From a class-specific perspective, there are many common and predictable side effects that can be expected with the use of tyrosine/multikinase inhibitors reviewed within this article. Simple recommendations such as avoiding sun exposure and using moisturizers can help manage the majority of patients who will experience some dermatological effect from these agents. Education about other potential side effects such as diarrhea can be appropriately managed with the use of OTC remedies. More serious monitoring for cardiac issues, which is seen with drugs such as sorafenib and sunitinib malate, can also be discussed with patients during prescription fulfi llment by pharmacists.9
Another important benefit available to patients is the use of a specialty pharmacy. In general, specialty pharmacies can help facilitate the process of making the patient a more adherent consumer of oral oncology products. This can be accomplished in a number of important ways, such as providing expert consultation through the use of a case manager and clinical staff; delivering medication to the location of the patient’s choosing, often at no additional cost; improving access to medications by facilitating the use of patient assistance programs; creating a personalized care plan with actionable steps the patient can take to help understand the regimen and avoid unnecessary adverse events10; collecting and monitoring relevant laboratory data and therapeutic response parameters; and screening for common, often underreported comorbid events such as depression.5
The development of and expanded use for oral oncology agents has given pharmacists and specialty pharmacies a unique opportunity to work with the patient during a critical time of treatment.

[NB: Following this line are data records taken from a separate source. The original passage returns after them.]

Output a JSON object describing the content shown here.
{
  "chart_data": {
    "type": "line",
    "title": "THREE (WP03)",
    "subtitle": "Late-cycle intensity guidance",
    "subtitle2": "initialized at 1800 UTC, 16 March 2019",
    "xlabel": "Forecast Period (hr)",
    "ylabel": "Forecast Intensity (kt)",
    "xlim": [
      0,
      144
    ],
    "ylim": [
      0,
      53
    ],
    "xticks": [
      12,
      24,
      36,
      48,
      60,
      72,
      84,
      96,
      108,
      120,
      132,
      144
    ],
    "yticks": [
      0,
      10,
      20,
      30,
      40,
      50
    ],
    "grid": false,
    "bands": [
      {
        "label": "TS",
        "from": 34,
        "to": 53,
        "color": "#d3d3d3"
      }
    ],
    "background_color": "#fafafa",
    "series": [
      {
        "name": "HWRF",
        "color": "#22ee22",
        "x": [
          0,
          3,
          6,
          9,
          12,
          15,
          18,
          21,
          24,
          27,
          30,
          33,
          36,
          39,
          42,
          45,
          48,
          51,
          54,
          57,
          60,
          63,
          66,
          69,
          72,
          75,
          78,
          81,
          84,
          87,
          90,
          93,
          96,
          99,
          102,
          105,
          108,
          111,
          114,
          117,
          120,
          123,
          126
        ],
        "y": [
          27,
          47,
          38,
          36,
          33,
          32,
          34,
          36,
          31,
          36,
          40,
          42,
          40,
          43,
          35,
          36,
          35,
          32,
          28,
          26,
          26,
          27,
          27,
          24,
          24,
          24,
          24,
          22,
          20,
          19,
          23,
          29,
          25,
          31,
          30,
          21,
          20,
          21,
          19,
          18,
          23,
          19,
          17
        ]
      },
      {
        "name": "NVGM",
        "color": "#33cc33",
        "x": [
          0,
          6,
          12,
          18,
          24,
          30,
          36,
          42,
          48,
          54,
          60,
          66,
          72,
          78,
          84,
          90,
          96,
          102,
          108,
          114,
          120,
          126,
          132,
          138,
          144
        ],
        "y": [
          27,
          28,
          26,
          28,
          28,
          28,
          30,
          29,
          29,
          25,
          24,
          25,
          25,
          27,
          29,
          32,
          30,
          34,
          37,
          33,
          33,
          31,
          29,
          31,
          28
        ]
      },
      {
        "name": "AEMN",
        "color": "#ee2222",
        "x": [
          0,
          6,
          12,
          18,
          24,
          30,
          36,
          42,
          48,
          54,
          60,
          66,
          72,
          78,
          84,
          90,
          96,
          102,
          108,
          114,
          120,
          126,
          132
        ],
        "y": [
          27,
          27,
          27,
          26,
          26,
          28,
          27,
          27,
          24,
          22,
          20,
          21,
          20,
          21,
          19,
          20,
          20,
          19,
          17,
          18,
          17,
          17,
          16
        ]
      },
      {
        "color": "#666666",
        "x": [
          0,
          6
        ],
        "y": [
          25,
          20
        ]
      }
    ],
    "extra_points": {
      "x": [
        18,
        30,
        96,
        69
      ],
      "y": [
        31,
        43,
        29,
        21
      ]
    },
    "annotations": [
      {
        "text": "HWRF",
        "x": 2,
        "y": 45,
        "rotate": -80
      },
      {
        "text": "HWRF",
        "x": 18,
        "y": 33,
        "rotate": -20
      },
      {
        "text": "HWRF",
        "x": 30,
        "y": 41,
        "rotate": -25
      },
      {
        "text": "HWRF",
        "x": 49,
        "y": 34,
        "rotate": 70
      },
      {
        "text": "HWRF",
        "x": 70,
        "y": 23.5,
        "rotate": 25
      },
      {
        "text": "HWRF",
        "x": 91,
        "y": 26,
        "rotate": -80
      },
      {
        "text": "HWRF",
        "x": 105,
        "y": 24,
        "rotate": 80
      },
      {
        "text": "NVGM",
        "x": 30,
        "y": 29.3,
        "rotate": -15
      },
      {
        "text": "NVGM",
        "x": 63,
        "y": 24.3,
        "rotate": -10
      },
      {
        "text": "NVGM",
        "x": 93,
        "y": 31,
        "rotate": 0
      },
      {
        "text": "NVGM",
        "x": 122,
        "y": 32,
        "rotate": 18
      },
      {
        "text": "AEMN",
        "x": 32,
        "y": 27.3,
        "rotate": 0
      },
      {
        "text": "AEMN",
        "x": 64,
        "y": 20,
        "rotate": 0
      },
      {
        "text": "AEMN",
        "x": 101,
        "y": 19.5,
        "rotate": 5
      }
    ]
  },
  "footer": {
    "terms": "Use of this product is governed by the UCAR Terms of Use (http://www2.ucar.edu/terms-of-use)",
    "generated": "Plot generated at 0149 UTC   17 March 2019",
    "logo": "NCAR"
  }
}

The pharmacist-patient intervention can involve several facets of care, including the management of side effects, education of the patient on the importance of adherence, and guidance to ensure there is no interruption in treatment.9 It is essential to treat oral oncology no differently from IV therapy in regard to safety and monitoring—this will improve the likelihood of improved health and positive outcomes.

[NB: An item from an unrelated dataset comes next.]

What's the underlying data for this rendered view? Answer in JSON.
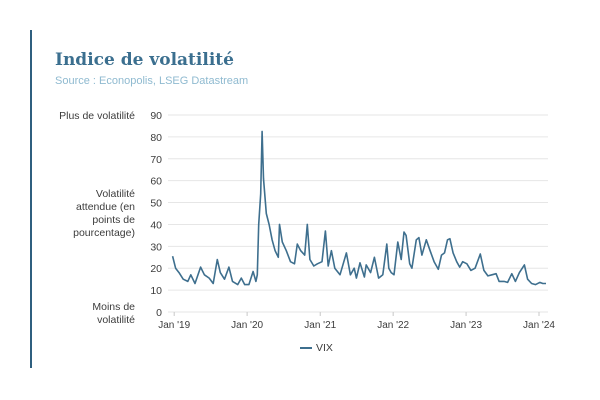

The cost of treatment with oral oncology therapies continues to increase. The oncology pipeline is robust, with a trend in oncology toward additional personalized medicines, as well as a continuation of the trend toward more oral therapies. As more oncology treatment options move from those that are administered in a doctor’s office or clinic to oral agents, we will continue to see the cost shift from the medical benefi t to the pharmacy benefit. Additionally, as more and more patients use oral therapies to treat their cancer, we need to recognize that adherence is an issue that will need to be addressed.